When not writing poetry, Tynes was an English teacher at Cole Harbour High and Auburn Drive High schools for 31 years. She was also one of Peter Gzowski’s favourite poets on his popular CBC radio show Morningside and frequently appeared on CTV’s Canada AM, where she would talk about popular television shows and other media.
“She looked like a performer. She thrived on performing,” said her friend Wayne Thompson.
Dressed in colourful, long skirts, bright hats and lots of jewellery, she wasn’t afraid to wear matching makeup around her beautiful, dark eyes. “I see the lights in the bathroom aren’t working again,” Thompson teased his friend referring to her colourful choices.
Tynes loved to give readings and to appear at book signings. “The remarkable thing about her poetry was that it sounded best when read by her,” said former teaching colleague Ray MacLeod. “She had a fantastic reading voice.”
Choyce remembers her almost magnetic draw at public events. “She had this connection with people and made people light up.
“You looked at Maxine’s eyes and you saw this tremendous energy and passion for life,” he said. “She really was the people’s poet.”
After the 1990s, she stopped publishing poetry and moved out of the public eye. As her health deteriorated, she focused on teaching and writing for school textbooks. She continued to write almost until the end of her life. As a teacher, she encouraged her students to write poetry of their own and would read her poetry in class on occasion. She also liked to share her love of poets like Maya Angelou with students.
“She always insisted that the material she read in class was multicultural. She made sure the kids didn’t just read old, dead white men,” said MacLeod.
A dedicated teacher, she was adored by many of her students, but had little time for those who didn’t want to work or weren’t interested in literature. “You never saw her alone in her classroom. She always had a group of kids around her,” said MacLeod.

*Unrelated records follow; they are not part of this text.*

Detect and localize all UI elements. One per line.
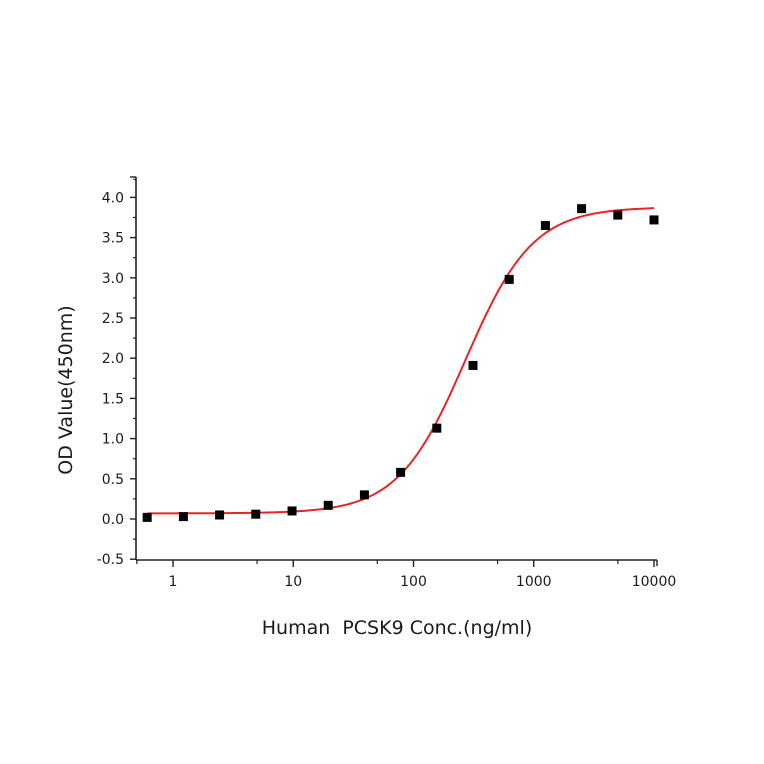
data-point-marker	[468, 360, 478, 370]
y-tick-label: 1.5	[102, 391, 124, 407]
data-point-marker	[323, 500, 333, 510]
data-point-marker	[577, 204, 587, 214]
y-tick-label: -0.5	[97, 552, 124, 568]
y-tick-label: 4.0	[102, 190, 124, 206]
data-point-marker	[287, 506, 297, 516]
fit-curve-path	[147, 207, 655, 515]
y-tick-label: 0.0	[102, 512, 124, 528]
data-point-marker	[432, 423, 442, 433]
y-tick-label: 2.0	[102, 351, 124, 367]
x-tick-label: 1000	[516, 574, 552, 590]
x-axis-title: Human PCSK9 Conc.(ng/ml)	[262, 617, 533, 639]
y-axis-ticks: -0.5 0.0 0.5 1.0 1.5 2.0 2.5 3.0 3.5 4.0	[97, 178, 136, 568]
data-points	[142, 204, 659, 522]
data-point-marker	[396, 467, 406, 477]
x-tick-label: 10	[284, 574, 302, 590]
data-point-marker	[251, 509, 261, 519]
data-point-marker	[504, 274, 514, 284]
axes	[130, 176, 658, 566]
data-point-marker	[215, 510, 225, 520]
data-point-marker	[142, 512, 152, 522]
y-tick-label: 3.0	[102, 271, 124, 287]
y-axis-title: OD Value(450nm)	[55, 305, 77, 474]
x-axis-ticks: 1 10 100 1000 10000	[136, 560, 677, 590]
y-tick-label: 0.5	[102, 472, 124, 488]
y-tick-label: 2.5	[102, 311, 124, 327]
fit-curve	[147, 207, 655, 515]
data-point-marker	[613, 210, 623, 220]
x-tick-label: 1	[169, 574, 178, 590]
x-tick-label: 10000	[632, 574, 677, 590]
data-point-marker	[178, 512, 188, 522]
data-point-marker	[649, 215, 659, 225]
x-tick-label: 100	[400, 574, 427, 590]
y-tick-label: 1.0	[102, 432, 124, 448]
data-point-marker	[359, 490, 369, 500]
data-point-marker	[540, 221, 550, 231]
y-tick-label: 3.5	[102, 231, 124, 247]
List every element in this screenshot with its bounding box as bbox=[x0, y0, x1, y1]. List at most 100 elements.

She wrote passionately not only about her own life and concerns, but about social issues such as the racism experienced by earlier generations of black women, famine in Africa and the prostitutes working at night in Halifax. She communicated a sense of hope and the beauty of the human spirit.
“My poems are great shouts of the joy that I feel and share; the deep passion that rocks and caresses and embraces me and all that is part of my world and my life. The laments for lost heritage are there; but, then, so are the feelings of having found a centre and a self-acceptance and an identity in this Black and woman’s skin that I so joyfully wear.
“I wear it joyfully. I wear it big. I wear it womanly. And I wear it Black. Black. Black. As night, deep and soft and endless with no moon. Just black and perfect splendour in life and in being a woman in this world,” she wrote in Mirrors.
Tynes, who had been diagnosed with post-polio syndrome, leaves siblings Josephine, Joan, Margaret, Lynda, Patsy, Dianne, David, Charles, Andrew and Timothy, as well as several nieces and nephews. She was predeceased by her brother Douglas.